FRANCISCO: UM PAPA NÃO BEM ACEITO? :: Por José Lima Santana

José Lima Santana(*)  jlsantana@bol.com.br

José Lima Santana (Foto: arquivo pessoal)

José Lima Santana (Foto: arquivo pessoal)

A Igreja Católica, como qualquer outra instituição formada por homens e mulheres, é complexa, não tendo, por conseguinte, uma composição unívoca. Ao longo dos séculos a Igreja foi se firmando e se afirmando como uma entidade poderosa, que regrou a vida ocidental e influenciou as mais diversas áreas da vida social. Apesar dos cismas (dos ortodoxos, dos protestantes etc.), a Igreja Católica ainda conseguiu e consegue ter uma voz muito ativa no contexto mundial. Não seria para menos, dada à numerosidade de seus fieis e ao poder de persuasão que ela ainda mantém pelo mundo afora.

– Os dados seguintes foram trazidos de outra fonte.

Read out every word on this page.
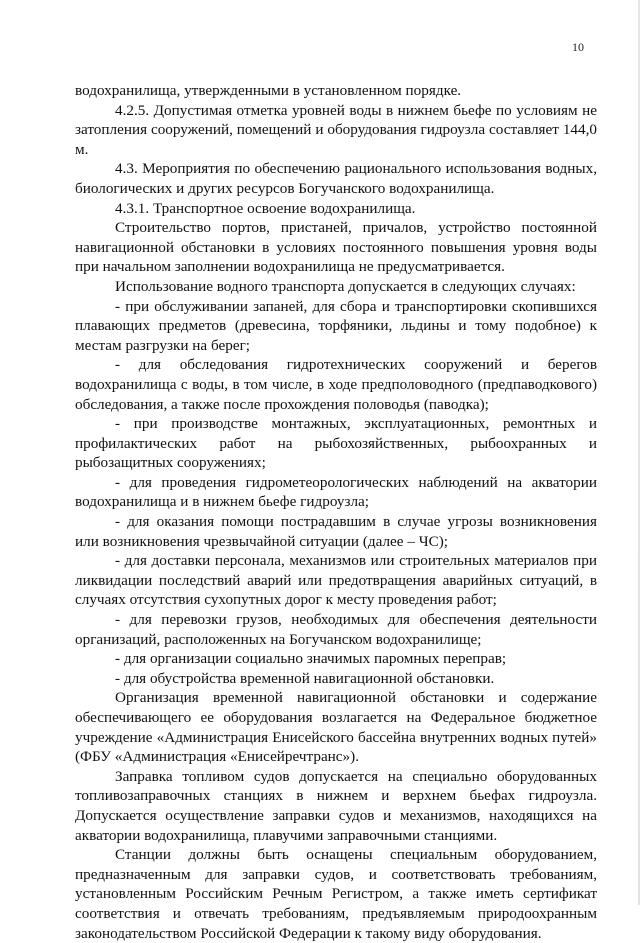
10

водохранилища, утвержденными в установленном порядке.

4.2.5. Допустимая отметка уровней воды в нижнем бьефе по условиям не затопления сооружений, помещений и оборудования гидроузла составляет 144,0 м.

4.3. Мероприятия по обеспечению рационального использования водных, биологических и других ресурсов Богучанского водохранилища.

4.3.1. Транспортное освоение водохранилища.

Строительство портов, пристаней, причалов, устройство постоянной навигационной обстановки в условиях постоянного повышения уровня воды при начальном заполнении водохранилища не предусматривается.

Использование водного транспорта допускается в следующих случаях:

- при обслуживании запаней, для сбора и транспортировки скопившихся плавающих предметов (древесина, торфяники, льдины и тому подобное) к местам разгрузки на берег;

- для обследования гидротехнических сооружений и берегов водохранилища с воды, в том числе, в ходе предполоводного (предпаводкового) обследования, а также после прохождения половодья (паводка);

- при производстве монтажных, эксплуатационных, ремонтных и профилактических работ на рыбохозяйственных, рыбоохранных и рыбозащитных сооружениях;

- для проведения гидрометеорологических наблюдений на акватории водохранилища и в нижнем бьефе гидроузла;

- для оказания помощи пострадавшим в случае угрозы возникновения или возникновения чрезвычайной ситуации (далее – ЧС);

- для доставки персонала, механизмов или строительных материалов при ликвидации последствий аварий или предотвращения аварийных ситуаций, в случаях отсутствия сухопутных дорог к месту проведения работ;

- для перевозки грузов, необходимых для обеспечения деятельности организаций, расположенных на Богучанском водохранилище;

- для организации социально значимых паромных переправ;

- для обустройства временной навигационной обстановки.

Организация временной навигационной обстановки и содержание обеспечивающего ее оборудования возлагается на Федеральное бюджетное учреждение «Администрация Енисейского бассейна внутренних водных путей» (ФБУ «Администрация «Енисейречтранс»).

Заправка топливом судов допускается на специально оборудованных топливозаправочных станциях в нижнем и верхнем бьефах гидроузла. Допускается осуществление заправки судов и механизмов, находящихся на акватории водохранилища, плавучими заправочными станциями.

Станции должны быть оснащены специальным оборудованием, предназначенным для заправки судов, и соответствовать требованиям, установленным Российским Речным Регистром, а также иметь сертификат соответствия и отвечать требованиям, предъявляемым природоохранным законодательством Российской Федерации к такому виду оборудования.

Nos últimos tempos, após ter perdido o poder temporal, com a tomada dos estados pontifícios, reduzindo-se o território da Igreja ao diminuto Estado do Vaticano, através do Tratado de Latrão, celebrado em 1929, a Igreja ainda tentou mostrar-se sob uma forma imperial, majestática. Ainda há quem aspire ver no Sumo Pontífice o rei de uma Igreja esplendorosa, uma espécie de semideus, o que, para o contexto do Evangelho de Jesus Cristo é, deveras, um contrassenso. Afinal, o próprio Jesus disse: “O Filho do Homem não tem onde repousar a cabeça”. E mais: “Eu não vim para ser servido, mas para servir”. Dentre outros ensinamentos que nem todos os cristãos até hoje conseguem assimilar, proclamar e viver.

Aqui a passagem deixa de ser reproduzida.